Generally speaking, the sky is black, because when you’re looking at the sky, you’re looking at outer space, as the earth’s atmosphere is invisible around us. But the sky is blue because of the visible light from the sun. The sun’s light is made up of the whole prism – in other words, all the colours that you see in a rainbow. As the light hits the earth’s atmosphere, refraction occurs, and it’s the blue spectrum that we see because it’s on a shorter wavelength than the other colours, including red, yellow and green.
Why we see light better in shortwave is more of a question for an astrophysicist than a meteorologist, but the molecules in the atmosphere scatter blue light from the sun more than the other colours. Depending on where you are, from which angle we’re looking at the light dispersal, it changes shade. For example, the closer you are to space, the darker the shade of blue. When the sun starts going down, you often see different colours as they become more refracted, so there could be more red, or orange, or a bit of green here and there, as the blue loses the ability to be seen. But closer to the horizon, as light passes through more of the atmosphere to reach us, the sky fades to a lighter blue or white.
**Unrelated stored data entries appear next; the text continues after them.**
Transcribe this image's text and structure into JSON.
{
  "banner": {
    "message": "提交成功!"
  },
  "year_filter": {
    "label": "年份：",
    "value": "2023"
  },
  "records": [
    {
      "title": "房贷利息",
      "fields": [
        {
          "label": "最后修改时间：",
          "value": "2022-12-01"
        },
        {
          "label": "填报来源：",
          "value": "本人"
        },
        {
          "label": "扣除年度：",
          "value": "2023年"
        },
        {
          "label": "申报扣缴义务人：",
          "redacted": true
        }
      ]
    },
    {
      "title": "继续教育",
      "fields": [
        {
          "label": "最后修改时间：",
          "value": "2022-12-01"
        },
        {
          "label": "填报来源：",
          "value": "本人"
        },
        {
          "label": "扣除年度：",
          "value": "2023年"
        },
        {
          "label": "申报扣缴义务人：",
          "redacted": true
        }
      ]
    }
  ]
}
This is a question that has puzzled some of the greatest minds over the centuries, including Aristotle, Isaac Newton and James Clerk Maxwell. That beautiful blue hue is the result of many factors coming together, the colours in sunlight, the angle at which the sun’s rays travel through our atmosphere, the size of atmospheric molecules and particles, not to mention the way our eyes perceive colour.
First we need to take a closer look at light, which we can think of as being a kind of energy that travels in waves. Sunlight or visible light may appear white but it's actually made up of a spectrum of different colours, remember those prism experiments at school that split light up into a rainbow of colours?
Light travels through space in a straight line as long as nothing disturbs it. In our atmosphere that can happen when light bumps into a gas molecule, mostly nitrogen and oxygen. What happens next depends on the wavelength of light.
Most of the longer wavelengths, the red and orange, will pass straight through. But the shorter wavelength light, the violet and blue, gets absorbed by the tiny gas molecules. The absorbed blue light is then radiated in different directions and scattered all around the sky, a process known as Rayleigh scattering.
Whichever direction you look, some of this scattered blue light reaches you. Since you see the blue light from everywhere overhead, the sky looks blue. In case you're wondering why the sky isn't purple, that's down to biology and the fact our eyes, specifically the cones or colour receptors in our retina, are more sensitive to blue than violet.